‘Verdict gives new shield to women’: How newspapers reported MJ Akbar-Priya Ramani case verdict
While English dailies carried it as their main article, regional papers mostly chose to ignore the news on their front pages.
A Delhi court on Wednesday acquitted journalist Priya Ramani in the defamation case filed by former Union minister MJ Akbar. Ramani had accused Akbar of sexual harassment during the #MeToo movement in India in 2018. Following the allegations, Akbar had resigned from the Union Council of Ministers and filed a defamation case against her.
Most Indian English newspapers dedicated a portion of their front pages to the verdict, which was hailed as a landmark judgement. The reportage focussed on how the court highlighted that a woman has the right to “put her grievance even after decades”, while building on the Vishakha guidelines.
Regional dailies mostly chose to ignore the news or carry it either as single column article or in the bottom half of the front page. Bengali dailies such as Anandabazar Patrika, Bartaman and Pratidin did not mention the news on their front pages and instead preferred to concentrate on state politics. Southern papers such as Dinakaran, Dinamani and Hindu Tamil too did not have it on their front pages. Gujarati front pages focused on the news of petrol prices crossing Rs 100.

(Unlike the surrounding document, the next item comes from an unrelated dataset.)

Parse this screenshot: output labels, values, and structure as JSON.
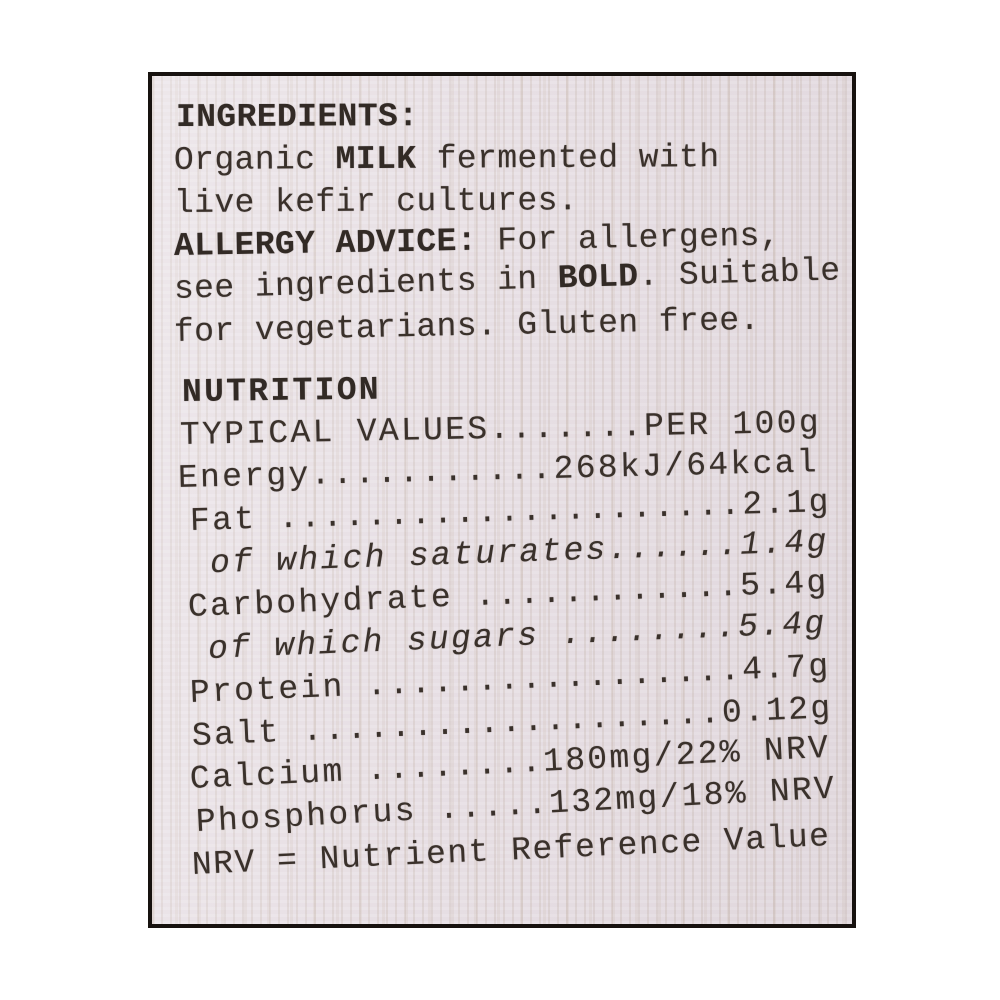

The Indian Express prominently placed the verdict as its biggest news story. It quoted the court order in its headline that read: “The woman cannot be punished for raising voice against sex abuse”. The article was accompanied with a picture of Ramani with her lawyer Rebecca John after the verdict.
The Times of India ran a straightforward headline that read “Priya Ramani acquitted of defaming M J Akbar” with a section dedicated to what Ramani said after the verdict. The daily also highlighted an observation from the court order where the judge noted that the right of reputation cannot be protected at the cost of right to dignity of a woman.

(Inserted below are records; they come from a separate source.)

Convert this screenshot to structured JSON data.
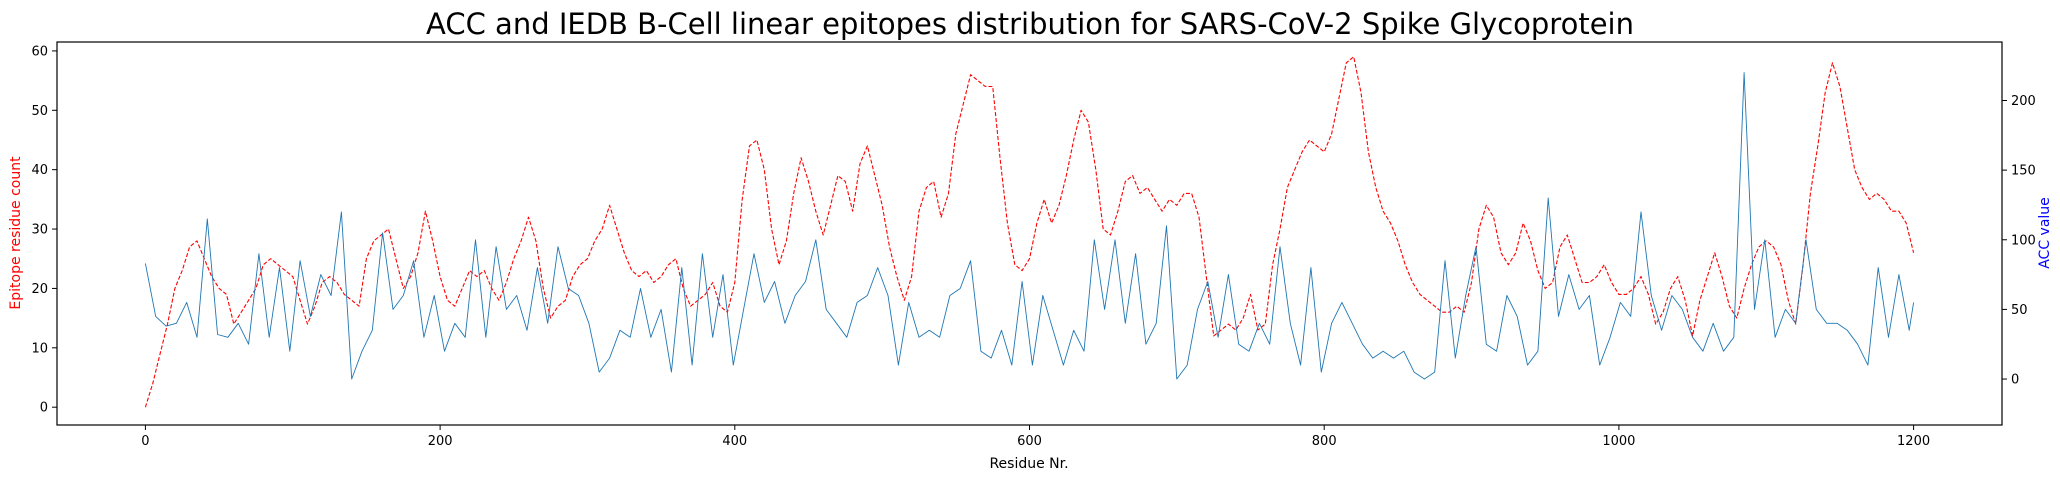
{
  "chart_data": {
    "type": "line",
    "title": "ACC and IEDB B-Cell linear epitopes distribution for SARS-CoV-2 Spike Glycoprotein",
    "xlabel": "Residue Nr.",
    "ylabel_left": "Epitope residue count",
    "ylabel_right": "ACC value",
    "xlim": [
      -60,
      1260
    ],
    "ylim_left": [
      -3,
      61.5
    ],
    "ylim_right": [
      -33,
      242
    ],
    "xticks": [
      0,
      200,
      400,
      600,
      800,
      1000,
      1200
    ],
    "yticks_left": [
      0,
      10,
      20,
      30,
      40,
      50,
      60
    ],
    "yticks_right": [
      0,
      50,
      100,
      150,
      200
    ],
    "grid": false,
    "colors": {
      "epitope": "#ff0000",
      "acc": "#1f77b4",
      "left_label": "#ff0000",
      "right_label": "#0000ff"
    },
    "series": [
      {
        "axis": "left",
        "style": "dashed",
        "color": "#ff0000",
        "x": [
          0,
          5,
          10,
          15,
          20,
          25,
          30,
          35,
          40,
          45,
          50,
          55,
          60,
          65,
          70,
          75,
          80,
          85,
          90,
          95,
          100,
          105,
          110,
          115,
          120,
          125,
          130,
          135,
          140,
          145,
          150,
          155,
          160,
          165,
          170,
          175,
          180,
          185,
          190,
          195,
          200,
          205,
          210,
          215,
          220,
          225,
          230,
          235,
          240,
          245,
          250,
          255,
          260,
          265,
          270,
          275,
          280,
          285,
          290,
          295,
          300,
          305,
          310,
          315,
          320,
          325,
          330,
          335,
          340,
          345,
          350,
          355,
          360,
          365,
          370,
          375,
          380,
          385,
          390,
          395,
          400,
          405,
          410,
          415,
          420,
          425,
          430,
          435,
          440,
          445,
          450,
          455,
          460,
          465,
          470,
          475,
          480,
          485,
          490,
          495,
          500,
          505,
          510,
          515,
          520,
          525,
          530,
          535,
          540,
          545,
          550,
          555,
          560,
          565,
          570,
          575,
          580,
          585,
          590,
          595,
          600,
          605,
          610,
          615,
          620,
          625,
          630,
          635,
          640,
          645,
          650,
          655,
          660,
          665,
          670,
          675,
          680,
          685,
          690,
          695,
          700,
          705,
          710,
          715,
          720,
          725,
          730,
          735,
          740,
          745,
          750,
          755,
          760,
          765,
          770,
          775,
          780,
          785,
          790,
          795,
          800,
          805,
          810,
          815,
          820,
          825,
          830,
          835,
          840,
          845,
          850,
          855,
          860,
          865,
          870,
          875,
          880,
          885,
          890,
          895,
          900,
          905,
          910,
          915,
          920,
          925,
          930,
          935,
          940,
          945,
          950,
          955,
          960,
          965,
          970,
          975,
          980,
          985,
          990,
          995,
          1000,
          1005,
          1010,
          1015,
          1020,
          1025,
          1030,
          1035,
          1040,
          1045,
          1050,
          1055,
          1060,
          1065,
          1070,
          1075,
          1080,
          1085,
          1090,
          1095,
          1100,
          1105,
          1110,
          1115,
          1120,
          1125,
          1130,
          1135,
          1140,
          1145,
          1150,
          1155,
          1160,
          1165,
          1170,
          1175,
          1180,
          1185,
          1190,
          1195,
          1200
        ],
        "values": [
          0,
          4,
          9,
          14,
          20,
          23,
          27,
          28,
          25,
          22,
          20,
          19,
          14,
          16,
          18,
          20,
          24,
          25,
          24,
          23,
          22,
          18,
          14,
          17,
          21,
          22,
          21,
          19,
          18,
          17,
          25,
          28,
          29,
          30,
          25,
          20,
          22,
          26,
          33,
          28,
          22,
          18,
          17,
          20,
          23,
          22,
          23,
          20,
          18,
          21,
          25,
          28,
          32,
          28,
          20,
          15,
          17,
          18,
          22,
          24,
          25,
          28,
          30,
          34,
          30,
          26,
          23,
          22,
          23,
          21,
          22,
          24,
          25,
          20,
          17,
          18,
          19,
          21,
          17,
          16,
          21,
          35,
          44,
          45,
          40,
          30,
          24,
          28,
          36,
          42,
          38,
          33,
          29,
          34,
          39,
          38,
          33,
          41,
          44,
          39,
          34,
          27,
          22,
          18,
          22,
          33,
          37,
          38,
          32,
          36,
          46,
          51,
          56,
          55,
          54,
          54,
          42,
          31,
          24,
          23,
          25,
          31,
          35,
          31,
          34,
          39,
          45,
          50,
          48,
          40,
          30,
          29,
          33,
          38,
          39,
          36,
          37,
          35,
          33,
          35,
          34,
          36,
          36,
          32,
          22,
          12,
          13,
          14,
          13,
          15,
          19,
          13,
          14,
          24,
          30,
          37,
          40,
          43,
          45,
          44,
          43,
          46,
          52,
          58,
          59,
          53,
          43,
          37,
          33,
          31,
          28,
          24,
          21,
          19,
          18,
          17,
          16,
          16,
          17,
          16,
          21,
          30,
          34,
          32,
          26,
          24,
          26,
          31,
          28,
          23,
          20,
          21,
          27,
          29,
          25,
          21,
          21,
          22,
          24,
          21,
          19,
          19,
          20,
          22,
          19,
          14,
          16,
          20,
          22,
          18,
          12,
          18,
          22,
          26,
          22,
          17,
          15,
          20,
          24,
          27,
          28,
          27,
          24,
          18,
          14,
          24,
          36,
          44,
          53,
          58,
          54,
          47,
          40,
          37,
          35,
          36,
          35,
          33,
          33,
          31,
          26
        ]
      },
      {
        "axis": "right",
        "style": "solid",
        "color": "#1f77b4",
        "x": [
          0,
          7,
          14,
          21,
          28,
          35,
          42,
          49,
          56,
          63,
          70,
          77,
          84,
          91,
          98,
          105,
          112,
          119,
          126,
          133,
          140,
          147,
          154,
          161,
          168,
          175,
          182,
          189,
          196,
          203,
          210,
          217,
          224,
          231,
          238,
          245,
          252,
          259,
          266,
          273,
          280,
          287,
          294,
          301,
          308,
          315,
          322,
          329,
          336,
          343,
          350,
          357,
          364,
          371,
          378,
          385,
          392,
          399,
          406,
          413,
          420,
          427,
          434,
          441,
          448,
          455,
          462,
          469,
          476,
          483,
          490,
          497,
          504,
          511,
          518,
          525,
          532,
          539,
          546,
          553,
          560,
          567,
          574,
          581,
          588,
          595,
          602,
          609,
          616,
          623,
          630,
          637,
          644,
          651,
          658,
          665,
          672,
          679,
          686,
          693,
          700,
          707,
          714,
          721,
          728,
          735,
          742,
          749,
          756,
          763,
          770,
          777,
          784,
          791,
          798,
          805,
          812,
          819,
          826,
          833,
          840,
          847,
          854,
          861,
          868,
          875,
          882,
          889,
          896,
          903,
          910,
          917,
          924,
          931,
          938,
          945,
          952,
          959,
          966,
          973,
          980,
          987,
          994,
          1001,
          1008,
          1015,
          1022,
          1029,
          1036,
          1043,
          1050,
          1057,
          1064,
          1071,
          1078,
          1085,
          1092,
          1099,
          1106,
          1113,
          1120,
          1127,
          1134,
          1141,
          1148,
          1155,
          1162,
          1169,
          1176,
          1183,
          1190,
          1197,
          1200
        ],
        "values": [
          83,
          45,
          38,
          40,
          55,
          30,
          115,
          32,
          30,
          40,
          25,
          90,
          30,
          80,
          20,
          85,
          45,
          75,
          60,
          120,
          0,
          20,
          35,
          105,
          50,
          60,
          85,
          30,
          60,
          20,
          40,
          30,
          100,
          30,
          95,
          50,
          60,
          35,
          80,
          40,
          95,
          65,
          60,
          40,
          5,
          15,
          35,
          30,
          65,
          30,
          50,
          5,
          80,
          10,
          90,
          30,
          75,
          10,
          50,
          90,
          55,
          70,
          40,
          60,
          70,
          100,
          50,
          40,
          30,
          55,
          60,
          80,
          60,
          10,
          55,
          30,
          35,
          30,
          60,
          65,
          85,
          20,
          15,
          35,
          10,
          70,
          10,
          60,
          35,
          10,
          35,
          20,
          100,
          50,
          100,
          40,
          90,
          25,
          40,
          110,
          0,
          10,
          50,
          70,
          30,
          75,
          25,
          20,
          40,
          25,
          95,
          40,
          10,
          80,
          5,
          40,
          55,
          40,
          25,
          15,
          20,
          15,
          20,
          5,
          0,
          5,
          85,
          15,
          60,
          95,
          25,
          20,
          60,
          45,
          10,
          20,
          130,
          45,
          75,
          50,
          60,
          10,
          30,
          55,
          45,
          120,
          60,
          35,
          60,
          50,
          30,
          20,
          40,
          20,
          30,
          220,
          50,
          100,
          30,
          50,
          40,
          100,
          50,
          40,
          40,
          35,
          25,
          10,
          80,
          30,
          75,
          35,
          55
        ]
      }
    ]
  }
}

“Case against Priya Ramani rejected,” read the headline in The Hindu. The article briefly detailed the case and noted what the judge said in his verdict. A section on its front page also carried the reaction of senior lawyer Vrinda Grover, who called the judgement “historic”.
The Telegraph, whose founder editor was Akbar himself, ran the news with the headline: “Akbar’s defamation suit tossed out”. It marked how the judge noted that Akbar was not “a man of stellar reputation”. The article also included reactions from Ramani’s lawyer Rebecca John. The daily mentioned that the judgement came at a time when defamation charges have been used as a weapon to intimidate journalists and media outlets.
The Hindustan Times gave less space to the news. It carried the article in a single column in the lower half of its front page. With a small picture of Ramani, the headline in capital letters said: “Court acquits Priya Ramani in defamation case filed by MJ Akbar”.
Hindi daily Amar Ujala carried the news on its front page with a headline that said women can speak up about sexual abuse even after decades. Meanwhile, another leading hindi newspaper, Nav Bharat Times, put the news in the lower half of its front page.
In Divya Bhaskar’s Ahmedabad edition, news about Ramani’s acquittal was featured below the fold on page 2, with a quote from the Delhi court in the headline, “Jatayu fought before Ravan for Sita Mata’s honour”, and a sub-headline saying, “Delhi court’s important comment: Crimes against women are taking place in a country where the Mahabharat and Ramayan have already written about respect for women”.
Gujarati daily Sandesh featured a small report on the court’s verdict at the bottom of page 15, with a headline saying, “Shock for MJ Akbar: Court rejects defamation case against Priya Ramani”.
Marathi paper Lokmat had a small and straightforward two-paragraph report on the verdict in its national pages. In Loksatta, a small report on Page 1 said, “Priya Ramani not guilty in defamation case”.